Hackers recently posted 6.5 million unique hashed passwords from LinkedIn, with already 200,000 of these passwords cracked. LinkedIn is a global social networking site for professionals—and it’s likely that many of the site’s users use the same password with other sites, including online retail stores, news websites and sites related to their employers.
What does this mean? Each of these other online businesses—those retail stores, news sites and employers—is now at risk. Hackers can potentially use the exposed log in details to access private information stored on these websites, from credit card numbers to emails to private company documents. What if these online businesses could do something to prevent that misuse?

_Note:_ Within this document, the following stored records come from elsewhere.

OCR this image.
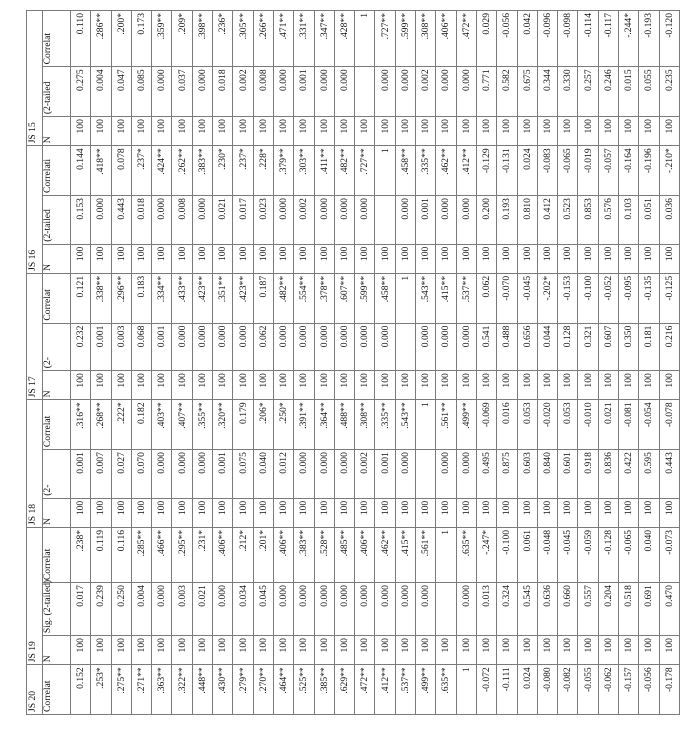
JS 20	JS 19			JS 18			JS 17			JS 16			JS 15		
Correlat	N	Sig. (2-tailed)	Correlat	N	(2-	Correlat	N	(2-	Correlat	N	(2-tailed	Correlati	N	(2-tailed	Correlat
0.152	100	0.017	.238*	100	0.001	.316**	100	0.232	0.121	100	0.153	0.144	100	0.275	0.110
.253*	100	0.239	0.119	100	0.007	.268**	100	0.001	.338**	100	0.000	.418**	100	0.004	.286**
.275**	100	0.250	0.116	100	0.027	.222*	100	0.003	.296**	100	0.443	0.078	100	0.047	.200*
.271**	100	0.004	.285**	100	0.070	0.182	100	0.068	0.183	100	0.018	.237*	100	0.085	0.173
.363**	100	0.000	.466**	100	0.000	.403**	100	0.001	.334**	100	0.000	.424**	100	0.000	.359**
.322**	100	0.003	.295**	100	0.000	.407**	100	0.000	.433**	100	0.008	.262**	100	0.037	.209*
.448**	100	0.021	.231*	100	0.000	.355**	100	0.000	.423**	100	0.000	.383**	100	0.000	.398**
.430**	100	0.000	.406**	100	0.001	.320**	100	0.000	.351**	100	0.021	.230*	100	0.018	.236*
.279**	100	0.034	.212*	100	0.075	0.179	100	0.000	.423**	100	0.017	.237*	100	0.002	.305**
.270**	100	0.045	.201*	100	0.040	.206*	100	0.062	0.187	100	0.023	.228*	100	0.008	.266**
.464**	100	0.000	.406**	100	0.012	.250*	100	0.000	.482**	100	0.000	.379**	100	0.000	.471**
.525**	100	0.000	.383**	100	0.000	.391**	100	0.000	.554**	100	0.002	.303**	100	0.001	.331**
.385**	100	0.000	.528**	100	0.000	.364**	100	0.000	.378**	100	0.000	.411**	100	0.000	.347**
.629**	100	0.000	.485**	100	0.000	.488**	100	0.000	.607**	100	0.000	.482**	100	0.000	.428**
.472**	100	0.000	.406**	100	0.002	.308**	100	0.000	.599**	100	0.000	.727**	100		1
.412**	100	0.000	.462**	100	0.001	.335**	100	0.000	.458**	100		1	100	0.000	.727**
.537**	100	0.000	.415**	100	0.000	.543**	100		1	100	0.000	.458**	100	0.000	.599**
.499**	100	0.000	.561**	100		1	100	0.000	.543**	100	0.001	.335**	100	0.002	.308**
.635**	100		1	100	0.000	.561**	100	0.000	.415**	100	0.000	.462**	100	0.000	.406**
1	100	0.000	.635**	100	0.000	.499**	100	0.000	.537**	100	0.000	.412**	100	0.000	.472**
-0.072	100	0.013	-.247*	100	0.495	-0.069	100	0.541	0.062	100	0.200	-0.129	100	0.771	0.029
-0.111	100	0.324	-0.100	100	0.875	0.016	100	0.488	-0.070	100	0.193	-0.131	100	0.582	-0.056
0.024	100	0.545	0.061	100	0.603	0.053	100	0.656	-0.045	100	0.810	0.024	100	0.675	0.042
-0.080	100	0.636	-0.048	100	0.840	-0.020	100	0.044	-.202*	100	0.412	-0.083	100	0.344	-0.096
-0.082	100	0.660	-0.045	100	0.601	0.053	100	0.128	-0.153	100	0.523	-0.065	100	0.330	-0.098
-0.055	100	0.557	-0.059	100	0.918	-0.010	100	0.321	-0.100	100	0.853	-0.019	100	0.257	-0.114
-0.062	100	0.204	-0.128	100	0.836	0.021	100	0.607	-0.052	100	0.576	-0.057	100	0.246	-0.117
-0.157	100	0.518	-0.065	100	0.422	-0.081	100	0.350	-0.095	100	0.103	-0.164	100	0.015	-.244*
-0.056	100	0.691	0.040	100	0.595	-0.054	100	0.181	-0.135	100	0.051	-0.196	100	0.055	-0.193
-0.178	100	0.470	-0.073	100	0.443	-0.078	100	0.216	-0.125	100	0.036	-.210*	100	0.235	-0.120
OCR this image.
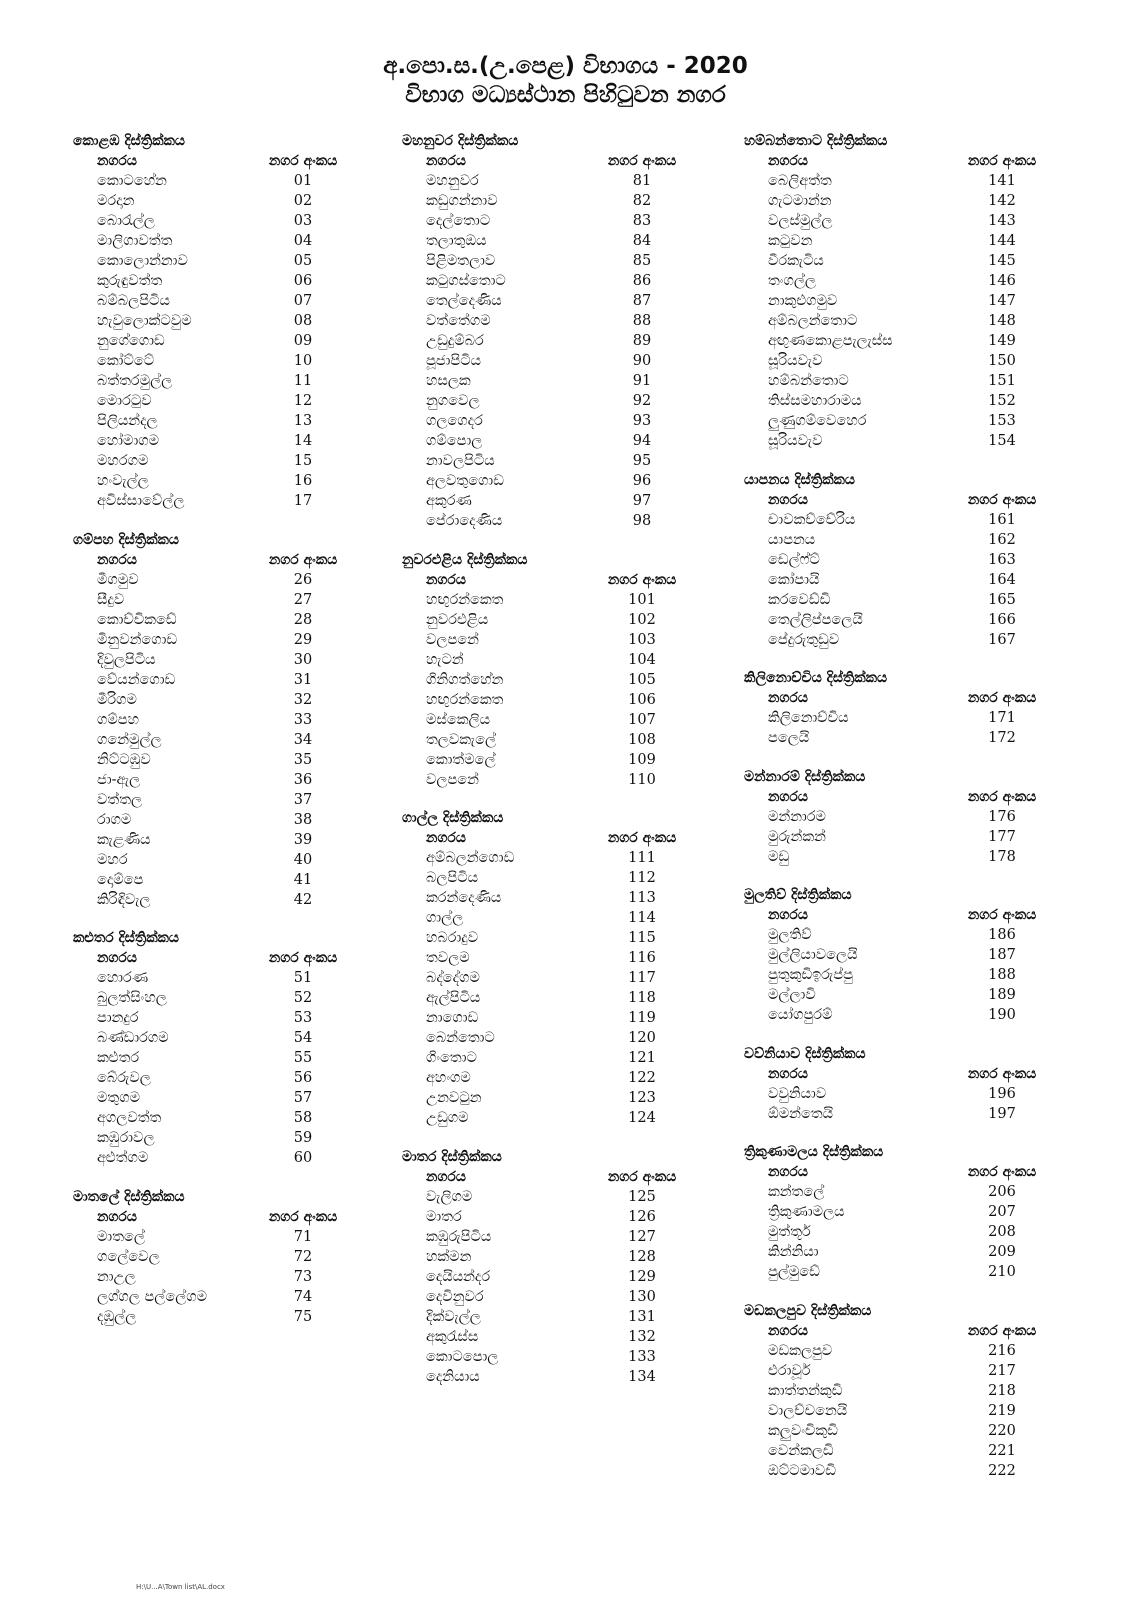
අ.පො.ස.(උ.පෙළ) විභාගය - 2020
විභාග මධ්‍යස්ථාන පිහිටුවන නගර
කොළඹ දිස්ත්‍රික්කය
නගරය	නගර අංකය
කොටහේන	01
මරදාන	02
බොරැල්ල	03
මාලිගාවත්ත	04
කොලොන්නාව	05
කුරුඳුවත්ත	06
බම්බලපිටිය	07
හැවුලොක්ටවුම	08
නුගේගොඩ	09
කෝට්ටේ	10
බත්තරමුල්ල	11
මොරටුව	12
පිලියන්දල	13
හෝමාගම	14
මහරගම	15
හංවැල්ල	16
අවිස්සාවේල්ල	17
ගම්පහ දිස්ත්‍රික්කය
නගරය	නගර අංකය
මීගමුව	26
සීදුව	27
කොච්චිකඩේ	28
මිනුවන්ගොඩ	29
දිවුලපිටිය	30
වේයන්ගොඩ	31
මීරිගම	32
ගම්පහ	33
ගනේමුල්ල	34
නිට්ටඹුව	35
ජා-ඇල	36
වත්තල	37
රාගම	38
කැළණිය	39
මහර	40
දොම්පෙ	41
කිරිඳිවැල	42
කළුතර දිස්ත්‍රික්කය
නගරය	නගර අංකය
හොරණ	51
බුලත්සිංහල	52
පානදුර	53
බණ්ඩාරගම	54
කළුතර	55
බේරුවල	56
මතුගම	57
අගලවත්ත	58
කඹුරාවල	59
අළුත්ගම	60
මාතලේ දිස්ත්‍රික්කය
නගරය	නගර අංකය
මාතලේ	71
ගලේවෙල	72
නාඋල	73
ලග්ගල පල්ලේගම	74
දඹුල්ල	75
මහනුවර දිස්ත්‍රික්කය
නගරය	නගර අංකය
මහනුවර	81
කඩුගන්නාව	82
දෙල්තොට	83
තලාතුඔය	84
පිළිමතලාව	85
කටුගස්තොට	86
තෙල්දෙණිය	87
වත්තේගම	88
උඩුදුම්බර	89
පූජාපිටිය	90
හසලක	91
නුගවෙල	92
ගලගෙදර	93
ගම්පොල	94
නාවලපිටිය	95
අලවතුගොඩ	96
අකුරණ	97
පේරාදෙණිය	98
නුවරඑළිය දිස්ත්‍රික්කය
නගරය	නගර අංකය
හඟුරන්කෙත	101
නුවරඑළිය	102
වලපනේ	103
හැටන්	104
ගිනිගත්හේන	105
හඟුරන්කෙත	106
මස්කෙලිය	107
තලවකැලේ	108
කොත්මලේ	109
වලපනේ	110
ගාල්ල දිස්ත්‍රික්කය
නගරය	නගර අංකය
අම්බලන්ගොඩ	111
බලපිටිය	112
කරන්දෙණිය	113
ගාල්ල	114
හබරාදුව	115
තවලම	116
බද්දේගම	117
ඇල්පිටිය	118
නාගොඩ	119
බෙන්තොට	120
ගිංතොට	121
අහංගම	122
උනවටුන	123
උඩුගම	124
මාතර දිස්ත්‍රික්කය
නගරය	නගර අංකය
වැලිගම	125
මාතර	126
කඹුරුපිටිය	127
හක්මන	128
දෙයියන්දර	129
දෙවිනුවර	130
දික්වැල්ල	131
අකුරැස්ස	132
කොටපොල	133
දෙනියාය	134
හම්බන්තොට දිස්ත්‍රික්කය
නගරය	නගර අංකය
බෙලිඅත්ත	141
ගැටමාන්න	142
වලස්මුල්ල	143
කටුවන	144
වීරකැටිය	145
තංගල්ල	146
නාකුළුගමුව	147
අම්බලන්තොට	148
අඟුණකොළපැලැස්ස	149
සූරියවැව	150
හම්බන්තොට	151
තිස්සමහාරාමය	152
ලුණුගම්වෙහෙර	153
සූරියවැව	154
යාපනය දිස්ත්‍රික්කය
නගරය	නගර අංකය
චාවකච්චේරිය	161
යාපනය	162
ඩෙල්ෆ්ට්	163
කෝපායි	164
කරවෙඩ්ඩි	165
තෙල්ලිප්පලෙයි	166
පේදුරුතුඩුව	167
කිලිනොච්චිය දිස්ත්‍රික්කය
නගරය	නගර අංකය
කිලිනොච්චිය	171
පලෙයි	172
මන්නාරම් දිස්ත්‍රික්කය
නගරය	නගර අංකය
මන්නාරම	176
මුරුන්කන්	177
මඩු	178
මුලතිව් දිස්ත්‍රික්කය
නගරය	නගර අංකය
මුලතිව්	186
මුල්ලියාවලෙයි	187
පුතුකුඩිඉරුප්පු	188
මල්ලාවි	189
යෝගපුරම්	190
වව්නියාව දිස්ත්‍රික්කය
නගරය	නගර අංකය
වවුනියාව	196
ඕමන්තෙයි	197
ත්‍රිකුණාමලය දිස්ත්‍රික්කය
නගරය	නගර අංකය
කන්තලේ	206
ත්‍රිකුණාමලය	207
මුත්තූර්	208
කින්නියා	209
පුල්මුඩේ	210
මඩකලපුව දිස්ත්‍රික්කය
නගරය	නගර අංකය
මඩකලපුව	216
එරාවූර්	217
කාත්තන්කුඩි	218
වාලච්චනෙයි	219
කලුවංචිකුඩි	220
වෙන්කලඩි	221
ඔට්ටමාවඩි	222
H:\U...A\Town list\AL.docx
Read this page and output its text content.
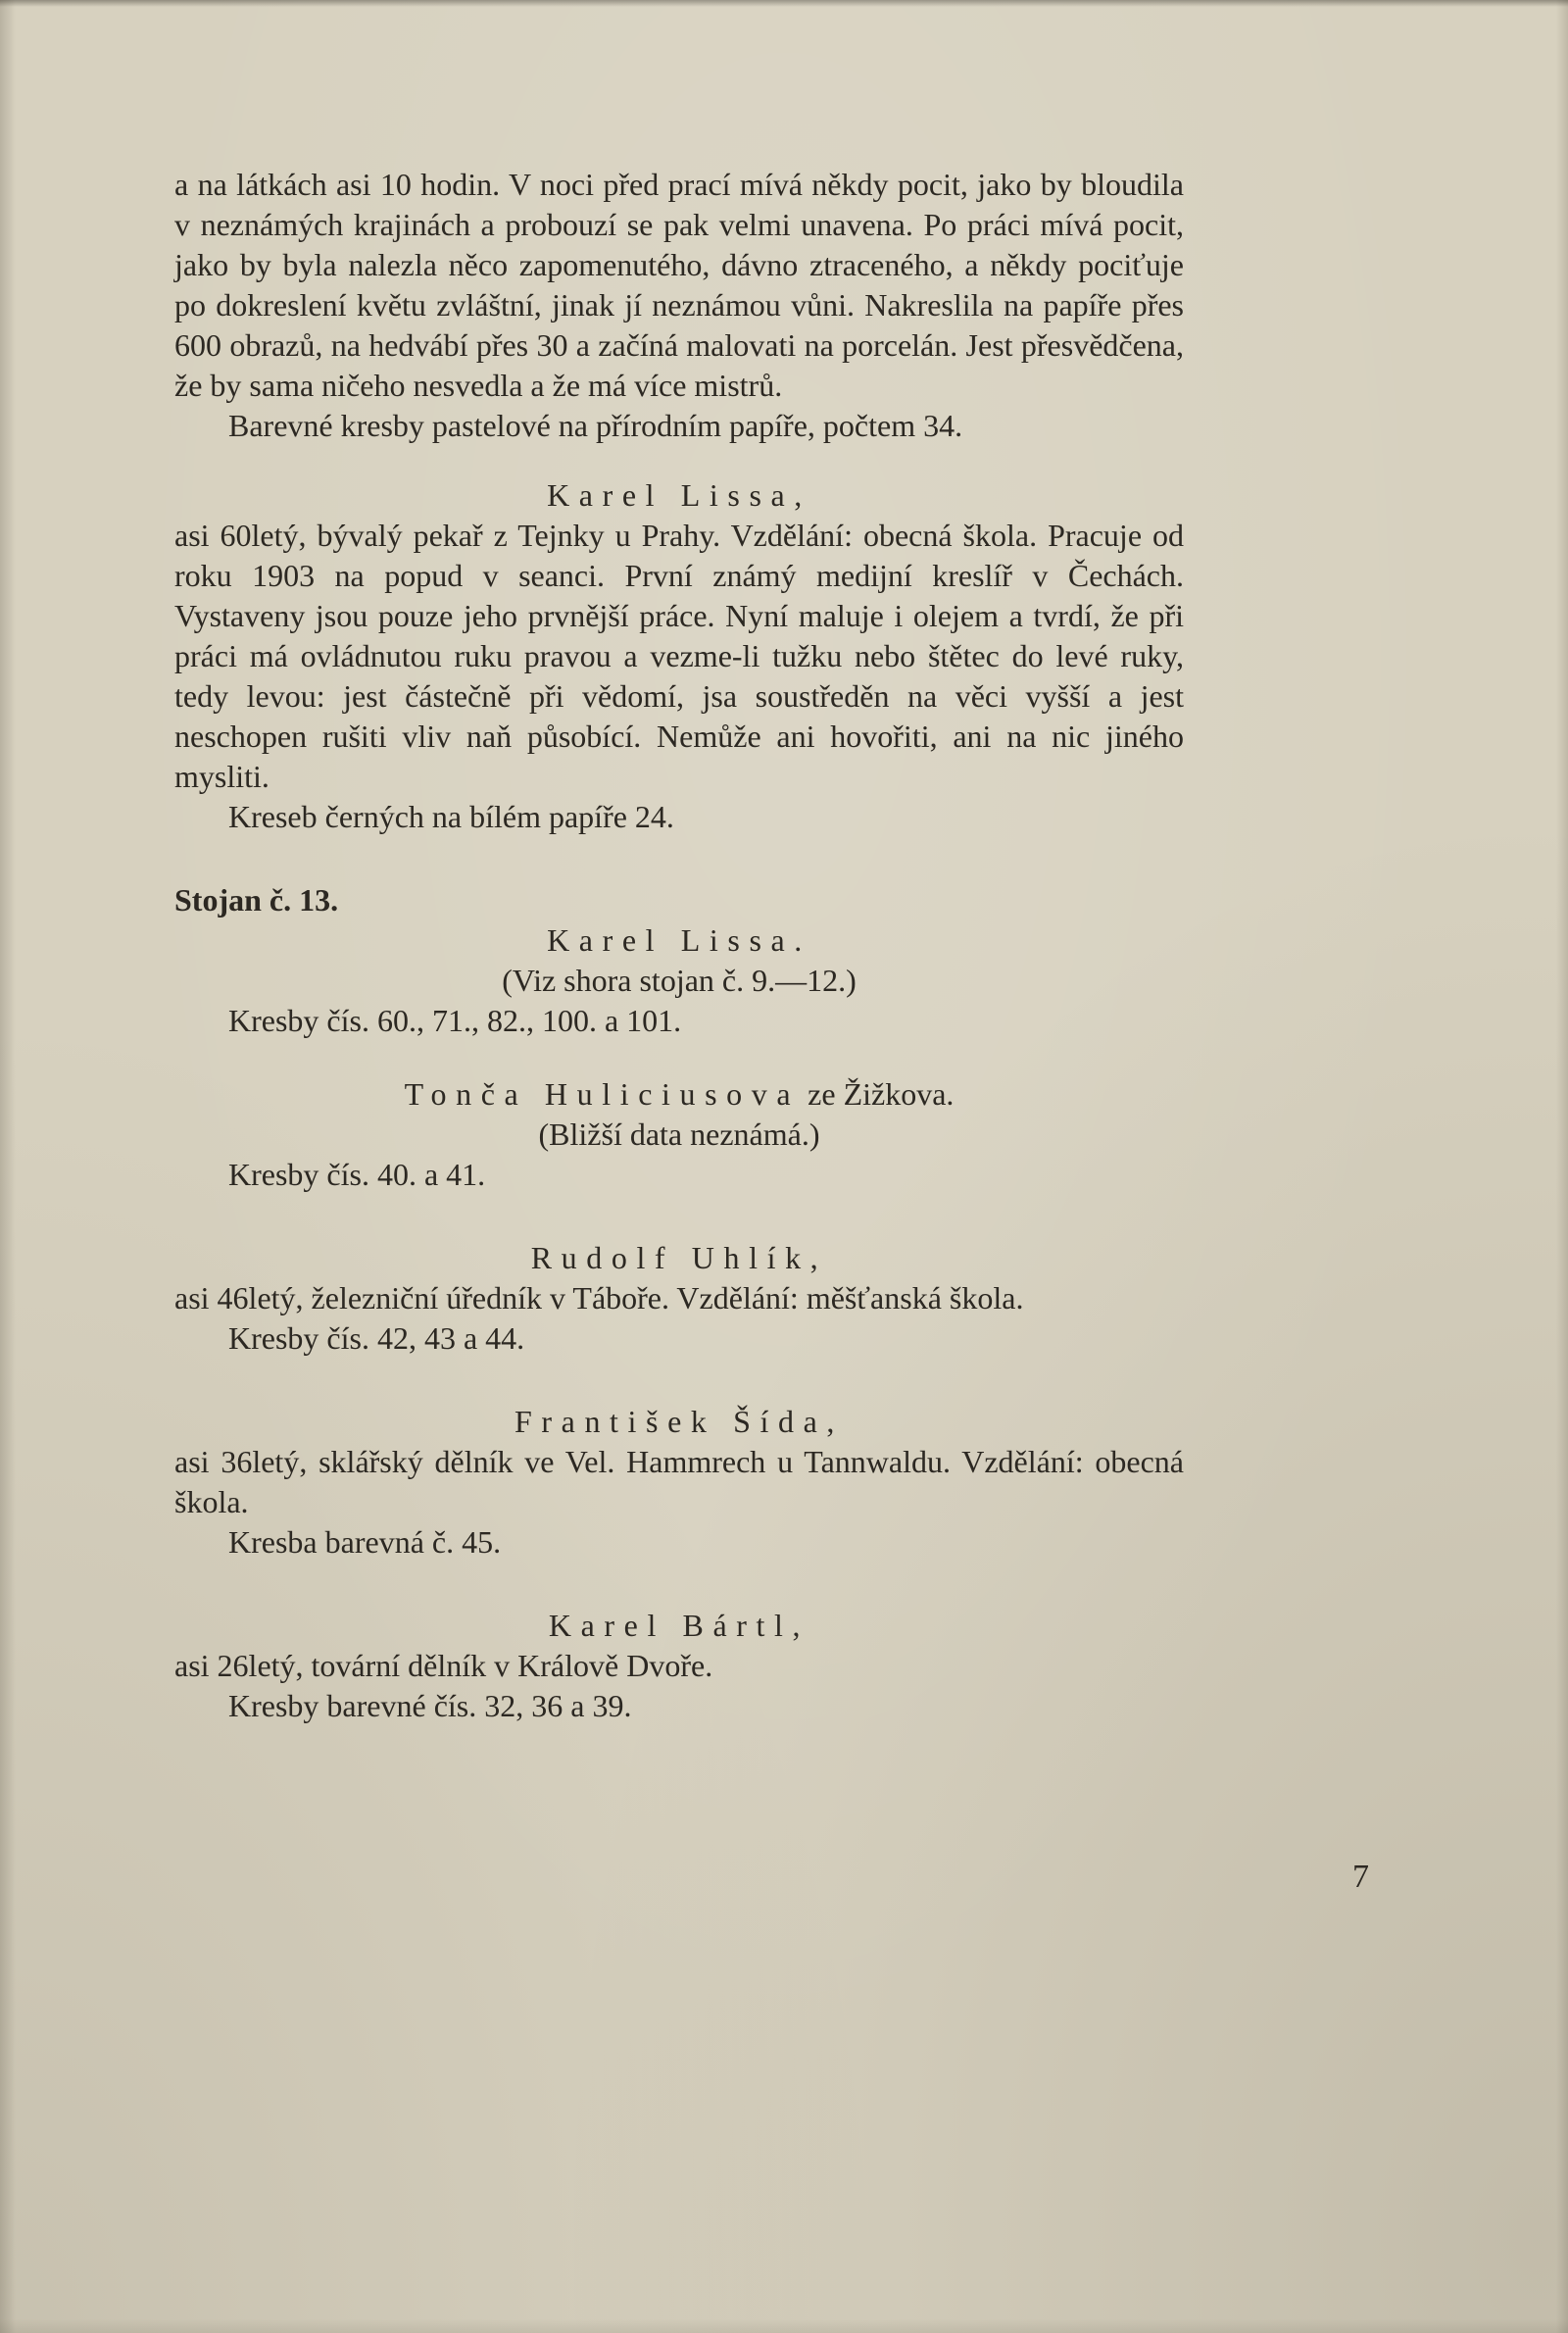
a na látkách asi 10 hodin. V noci před prací mívá někdy pocit, jako by bloudila v neznámých krajinách a probouzí se pak velmi unavena. Po práci mívá pocit, jako by byla nalezla něco zapomenutého, dávno ztraceného, a někdy pociťuje po dokreslení květu zvláštní, jinak jí neznámou vůni. Nakreslila na papíře přes 600 obrazů, na hedvábí přes 30 a začíná malovati na porcelán. Jest přesvědčena, že by sama ničeho nesvedla a že má více mistrů.

Barevné kresby pastelové na přírodním papíře, počtem 34.

Karel Lissa,

asi 60letý, bývalý pekař z Tejnky u Prahy. Vzdělání: obecná škola. Pracuje od roku 1903 na popud v seanci. První známý medijní kreslíř v Čechách. Vystaveny jsou pouze jeho prvnější práce. Nyní maluje i olejem a tvrdí, že při práci má ovládnutou ruku pravou a vezme-li tužku nebo štětec do levé ruky, tedy levou: jest částečně při vědomí, jsa soustředěn na věci vyšší a jest neschopen rušiti vliv naň působící. Nemůže ani hovořiti, ani na nic jiného mysliti.

Kreseb černých na bílém papíře 24.

Stojan č. 13.

Karel Lissa.

(Viz shora stojan č. 9.—12.)

Kresby čís. 60., 71., 82., 100. a 101.

Tonča Huliciusova ze Žižkova.

(Bližší data neznámá.)

Kresby čís. 40. a 41.

Rudolf Uhlík,

asi 46letý, železniční úředník v Táboře. Vzdělání: měšťanská škola.

Kresby čís. 42, 43 a 44.

František Šída,

asi 36letý, sklářský dělník ve Vel. Hammrech u Tannwaldu. Vzdělání: obecná škola.

Kresba barevná č. 45.

Karel Bártl,

asi 26letý, tovární dělník v Králově Dvoře.

Kresby barevné čís. 32, 36 a 39.

7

CSID’s VP of sales Marc Ostryniec recently posed a solution to this issue: proactive identity monitoring. Using third party identity monitoring technologies, online businesses can proactively monitor their customers’ and employee’s credentials for compromise on other sites (like LinkedIn) and can then take the proper action to protect their own business from the ramifications of that compromise. For instance, they can instantly notify their customers or employees of the breach and reset passwords as necessary.
And as a consumer, this helps maintain that your online accounts are secure. Was your LinkedIn password exposed through the breach? (You can check through www.leakedin.org, which has been deemed trustworthy by numerous valid sources.) If so, you should reset your password for not just LinkedIn, but for any other account that uses the same login and password combination.